Monday, December 14, 2009
When the OR went eerily silent, I panicked. After all, there were eighteen people (nineteen now that the baby was born!) in that room. It had been noisy as all get-out. Suddenly, the only person making any noise at all was the very tiniest... our newborn.
"What's happening? What's wrong?" I asked, turning from my husband to the anesthesiologist and back again, "Why isn't anyone saying anything???"
My husband just shook his head.
The anesthesiologist leaned down and said in my ear, "It's because she's crying; 24-weekers never cry."
But cry she did... all the way down the hallway where they took her to stabilize her before making the trek to the adjoining children's hospital.*
I smiled as I heard that cry then and clung to my husband's hand. Suddenly I looked up at him...
"We don't know if we had a boy or girl!"
"Nope," he replied and gave me a little half-smile. Mostly we were both just so incredibly grateful that our child had made it through the birth!
The anesthesiologist heard this conversation and asked the OB's. They had no idea what gender the baby was-- their focus had been solely on a safe delivery and transfer of the child over to the neonatal team. The fellow called down the hall, "Can we get the gender for the parents?"
I heard a woman's voice echo back...
"It's a girl!"
And that's when we knew. We had a little girl. A precious tiny daughter who had such a fight ahead of her.
When you have a baby, you feel a rush of endorphins that flood your body with a kind of super-hero feeling. There is a kind of victory and triumph and sense of achievement that- for me, at least- goes along with giving birth that is unmatched by any other accomplishment. Every woman is different, of course, but- for me- I still had that feeling. Those early hours were ones of joy and wonder and celebration. I was never ignorant about the peril of her situation... it just wasn't at the forefront. And, for that, I am wonderfully thankful...

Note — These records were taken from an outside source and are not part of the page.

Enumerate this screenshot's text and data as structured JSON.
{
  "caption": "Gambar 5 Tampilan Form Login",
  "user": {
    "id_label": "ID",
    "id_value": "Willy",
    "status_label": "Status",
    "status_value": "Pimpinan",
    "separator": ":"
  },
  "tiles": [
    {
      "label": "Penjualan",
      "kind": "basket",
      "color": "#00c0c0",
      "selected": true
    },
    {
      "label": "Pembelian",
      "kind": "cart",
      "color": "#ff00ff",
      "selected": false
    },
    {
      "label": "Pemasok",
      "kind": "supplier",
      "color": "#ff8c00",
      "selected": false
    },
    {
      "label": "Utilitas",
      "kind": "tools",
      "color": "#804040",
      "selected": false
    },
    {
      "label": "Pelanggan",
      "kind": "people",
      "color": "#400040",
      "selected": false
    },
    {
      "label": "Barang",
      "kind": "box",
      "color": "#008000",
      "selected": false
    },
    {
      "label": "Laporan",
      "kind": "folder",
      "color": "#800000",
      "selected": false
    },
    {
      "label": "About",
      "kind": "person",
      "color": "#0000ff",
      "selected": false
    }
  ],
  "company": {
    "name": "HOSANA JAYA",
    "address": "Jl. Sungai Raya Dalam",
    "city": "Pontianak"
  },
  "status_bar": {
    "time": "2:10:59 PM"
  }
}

A few moments later, when our baby girl was stabilized, they invited my husband to accompany them on the transport over to the children's hospital. The doctors continued their work on putting me back together.
As they stitched and repaired, the head OB asked me...
"So... do you have a name for her?"
to be cont...
*Foot-note: I was extremely blessed to give birth in a city hospital connected to the children's hospital. It took mere minutes, by foot, to get my daughter to the NICU. The hospital has since further improved this by establishing a high-risk OB wing right in the children's hospital. The less travel the better for these teeny-tiny babies!